Manual JWT verification

Your Clerk-generated session tokens are essentially JWTs which are signed using your instance's private key and can be verified using your instance's public key. Depending on your architecture, these tokens will be in your backend requests either via a cookie named __session or via the Authorization header.

For every request, you must validate its token to make sure it hasn't expired and it is authentic (i.e. no malicious user tried to tamper with it). If these validations pass, then it means that the user is authenticated to your application and you should consider them signed in.

Retrieve the session token

Retrieve the session token from either __session cookie for a same origin request or from the Authorization header for cross origin requests.

Get your instance's public key

There are three ways to obtain your public key:

Using the Backend API in JSON Web Key Set (JWKS) format at the following endpoint https://api.clerk.com/v1/jwks(opens in a new tab).
Using the Frontend API in JSON Web Key Set (JWKS) format at the following endpoint https://<YOUR_FRONTEND_API>/.well-known/jwks.json. This can be obtained from the Clerk Dashboard on the API Keys(opens in a new tab) page. Scroll down and click on Advanced and in the JWT public key section, copy the JWKS URL.

The 'API Keys' page in the Clerk Dashboard. There is a red box around the 'JWT public key' section, with a red arrow pointing to the 'JWKS URL' tab of the code example.

Using the PEM public key provided in the Clerk Dashboard on the API Keys(opens in a new tab) page. Scroll down and click on Advanced and in the JWT public key section, copy the PEM public key. This option should only be used as a fallback for when the first two options are not available.

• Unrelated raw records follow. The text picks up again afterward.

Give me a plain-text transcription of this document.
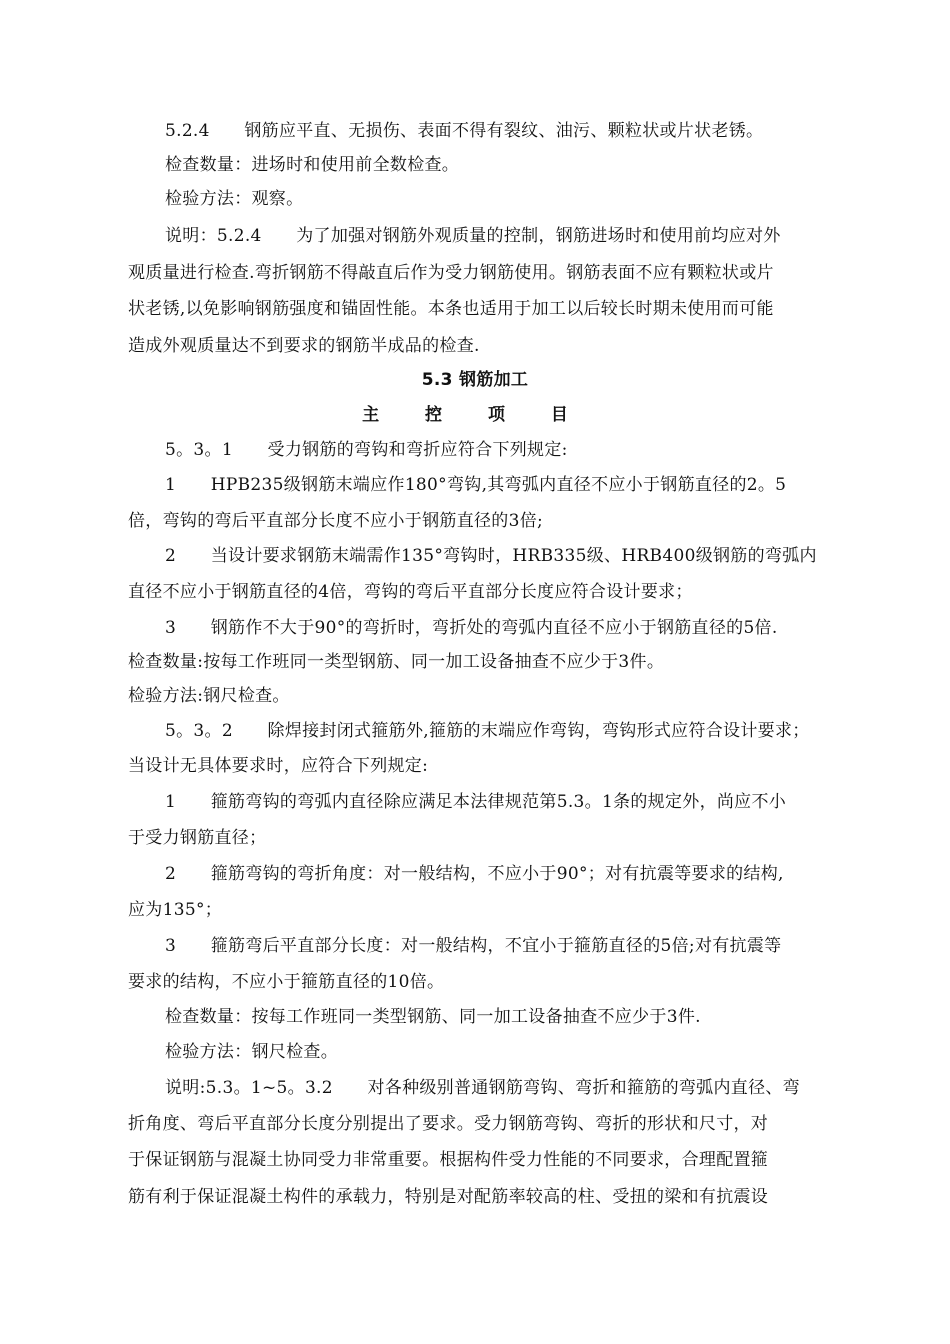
5.2.4　　钢筋应平直、无损伤、表面不得有裂纹、油污、颗粒状或片状老锈。
检查数量：进场时和使用前全数检查。
检验方法：观察。
说明：5.2.4　　为了加强对钢筋外观质量的控制，钢筋进场时和使用前均应对外
观质量进行检查.弯折钢筋不得敲直后作为受力钢筋使用。钢筋表面不应有颗粒状或片
状老锈,以免影响钢筋强度和锚固性能。本条也适用于加工以后较长时期未使用而可能
造成外观质量达不到要求的钢筋半成品的检查.
5.3 钢筋加工
主 控 项 目
5。3。1　　受力钢筋的弯钩和弯折应符合下列规定:
1　　HPB235级钢筋末端应作180°弯钩,其弯弧内直径不应小于钢筋直径的2。5
倍，弯钩的弯后平直部分长度不应小于钢筋直径的3倍;
2　　当设计要求钢筋末端需作135°弯钩时，HRB335级、HRB400级钢筋的弯弧内
直径不应小于钢筋直径的4倍，弯钩的弯后平直部分长度应符合设计要求；
3　　钢筋作不大于90°的弯折时，弯折处的弯弧内直径不应小于钢筋直径的5倍.
检查数量:按每工作班同一类型钢筋、同一加工设备抽查不应少于3件。
检验方法:钢尺检查。
5。3。2　　除焊接封闭式箍筋外,箍筋的末端应作弯钩，弯钩形式应符合设计要求；
当设计无具体要求时，应符合下列规定:
1　　箍筋弯钩的弯弧内直径除应满足本法律规范第5.3。1条的规定外，尚应不小
于受力钢筋直径；
2　　箍筋弯钩的弯折角度：对一般结构，不应小于90°；对有抗震等要求的结构,
应为135°；
3　　箍筋弯后平直部分长度：对一般结构，不宜小于箍筋直径的5倍;对有抗震等
要求的结构，不应小于箍筋直径的10倍。
检查数量：按每工作班同一类型钢筋、同一加工设备抽查不应少于3件.
检验方法：钢尺检查。
说明:5.3。1~5。3.2　　对各种级别普通钢筋弯钩、弯折和箍筋的弯弧内直径、弯
折角度、弯后平直部分长度分别提出了要求。受力钢筋弯钩、弯折的形状和尺寸，对
于保证钢筋与混凝土协同受力非常重要。根据构件受力性能的不同要求，合理配置箍
筋有利于保证混凝土构件的承载力，特别是对配筋率较高的柱、受扭的梁和有抗震设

Verify the token signature

To verify the token signature, you should:

Use the above Public Key to verify the token's signature.
Validate that the token is not expired by checking the exp (Expiration time(opens in a new tab)) and nbf (Not before(opens in a new tab)) claims.
The azp claim in the Clerk Session JWT stands for authorized parties. If the azp claim exists, validate that it equals any of your known origins that are permitted to generate those tokens. This is an extra security check that we highly recommend that you do. Verifying the azp claim on the server side ensures that the session token is generated from the expected frontend application. For example, if you are permitting tokens retrieved from http://localhost:3000, then the azp claim should equal http://localhost:3000. You can also pass an array of strings like so: ['http://localhost:4003', 'https://clerk.dev']. If the azp claim does not exist, then you can skip this step.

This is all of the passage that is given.